Les petits pieds se sont arrachés du lit douillé pour se cacher dessous. Glacés ils se sont échappés des chaussons chauds, afin de protéger si vite le petit corps qui tremble d’effroi, mieux que les petites mains ne sauraient faire.
Les petits pieds ont entendu les marches de l’escalier noir grincer, comme chaque triste soir à la même heure.
Alors les petits pieds ont eu peur et se sont réfugiés sous la couche froissée. De là les grands yeux des petits pieds aperçoivent avec angoisse les chaussures cirées des grands pieds qui écrasent la molle moquette.
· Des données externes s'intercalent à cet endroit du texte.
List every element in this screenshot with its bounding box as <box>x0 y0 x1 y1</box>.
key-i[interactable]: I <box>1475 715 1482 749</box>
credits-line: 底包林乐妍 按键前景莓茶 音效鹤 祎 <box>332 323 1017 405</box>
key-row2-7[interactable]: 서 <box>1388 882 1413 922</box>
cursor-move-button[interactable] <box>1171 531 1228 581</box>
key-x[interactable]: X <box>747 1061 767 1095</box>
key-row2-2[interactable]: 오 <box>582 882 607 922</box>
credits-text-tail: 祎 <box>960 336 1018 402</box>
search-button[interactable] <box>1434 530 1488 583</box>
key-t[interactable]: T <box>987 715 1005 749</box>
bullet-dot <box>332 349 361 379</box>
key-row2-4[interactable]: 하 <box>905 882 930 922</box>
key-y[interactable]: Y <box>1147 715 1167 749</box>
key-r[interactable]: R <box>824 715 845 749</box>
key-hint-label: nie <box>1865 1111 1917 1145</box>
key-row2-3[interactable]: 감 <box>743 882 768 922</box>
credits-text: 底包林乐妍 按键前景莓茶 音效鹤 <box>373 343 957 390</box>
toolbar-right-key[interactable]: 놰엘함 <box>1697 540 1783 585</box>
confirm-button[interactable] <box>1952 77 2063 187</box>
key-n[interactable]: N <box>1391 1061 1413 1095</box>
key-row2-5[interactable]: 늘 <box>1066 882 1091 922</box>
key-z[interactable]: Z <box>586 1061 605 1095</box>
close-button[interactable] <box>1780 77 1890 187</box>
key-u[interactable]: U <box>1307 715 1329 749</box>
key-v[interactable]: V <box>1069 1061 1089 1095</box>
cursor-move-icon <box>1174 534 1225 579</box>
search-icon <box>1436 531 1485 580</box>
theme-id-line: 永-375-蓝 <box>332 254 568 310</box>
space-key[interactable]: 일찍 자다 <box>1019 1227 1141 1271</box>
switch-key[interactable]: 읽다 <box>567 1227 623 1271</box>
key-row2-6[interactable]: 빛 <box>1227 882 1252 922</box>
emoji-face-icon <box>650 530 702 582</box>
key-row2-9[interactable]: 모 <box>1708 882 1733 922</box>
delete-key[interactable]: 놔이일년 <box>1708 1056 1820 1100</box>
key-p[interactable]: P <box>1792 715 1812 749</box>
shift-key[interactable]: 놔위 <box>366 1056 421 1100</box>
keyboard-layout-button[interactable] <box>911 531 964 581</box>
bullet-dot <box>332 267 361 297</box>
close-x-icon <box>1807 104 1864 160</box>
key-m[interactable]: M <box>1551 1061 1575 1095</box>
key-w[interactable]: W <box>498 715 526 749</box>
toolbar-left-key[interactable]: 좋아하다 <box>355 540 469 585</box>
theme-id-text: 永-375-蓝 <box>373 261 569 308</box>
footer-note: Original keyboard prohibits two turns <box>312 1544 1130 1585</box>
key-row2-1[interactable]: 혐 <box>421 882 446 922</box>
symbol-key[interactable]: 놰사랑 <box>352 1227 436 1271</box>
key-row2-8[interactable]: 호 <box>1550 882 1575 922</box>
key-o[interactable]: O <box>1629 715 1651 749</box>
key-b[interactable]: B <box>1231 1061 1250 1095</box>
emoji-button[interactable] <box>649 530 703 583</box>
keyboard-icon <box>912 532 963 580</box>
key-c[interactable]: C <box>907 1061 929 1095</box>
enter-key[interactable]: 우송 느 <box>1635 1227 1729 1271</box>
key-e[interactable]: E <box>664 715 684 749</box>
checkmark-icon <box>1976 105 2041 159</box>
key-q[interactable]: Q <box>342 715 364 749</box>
Les petits pieds n’osent plus bouger de crainte d’être démasqués.
Alors la grosse voix éraillée des grands pieds chuchote avec une fausse douceur :
--- Ou es-tu petit chat ? Ou es-tu caché ? C’est papa qui vient te faire le câlin du soir…
Mais les petits pieds écoeurés ne veulent plus de ce vilain câlin. Les grosses mains poilues qui caressent partout le petit corps. Les doigts sales qui s’insinuent là ou c’est interdit.
Non ! Le petit chat est mort !
Et le papa protecteur s’est transformé en cet inconnu menaçant.
La grosse voix reprend un peu plus fort, enflée par le reproche promettant réprimande :
--- Allons petit chat ! Il n’est plus l’heure de jouer à cache-cache, il est l’heure de te coucher et de dormir…Papa va te border et te bercer…
Non !
Pas de ça. C’est mal. Les grosses mains velues telles d’immenses araignées salissent le petit galet glabre. Les petits pieds ont mal au cœur. De terreur et de dégoût. Qu’ont-ils fait de mal pour mériter ça, les petits pieds ?
--- Chéri… ? Qu’est-ce que tu fais ? Tu descends ? Laisse donc l’enfant dormir, il a de l’école demain ! Il ne te faut pas une heure pour un bisou, quand même !
C’est la voix perchée des talons hauts qui monte d’en bas. De la cuisine lumineuse ou les jolies mains agiles et les fins doigts vernis finissent la vaisselle gluante. La voix pointue qui sauve les petits pieds. La voix grave se fait colère rentrée :
---J’arrive ! Tu permets une seconde que j’embrasse notre enfant, quand même ! Bon ! Petit chat ! Ta mère s’impatiente, alors je te laisse te coucher tout seul …Dors bien, et à demain !
C’est à regret que les grands pieds tournent leurs lourds talons, écrasant au passage par inadvertance le bras siliconé de la poupée confidente.
Au fur et à mesure que le grincement des marches s’éloigne dans l’escalier noir, les petits pieds respirent à nouveau. Soulagés, ils s’extirpent de dessous le lit ami pour aller sagement se blottir au fond des draps blancs.
Les petits bras serrent très fort le nounours consolateur à la fourrure si douce.
Les grands yeux emplis de larmes se referment sur le cauchemar avorté de ce soir, pour aller chercher au pays des rêves un peu d’espoir pour demain…
Les petits pieds s’endorment enfin beaucoup plus tard au sein de la nuit silencieuse dans un dernier sanglot muet.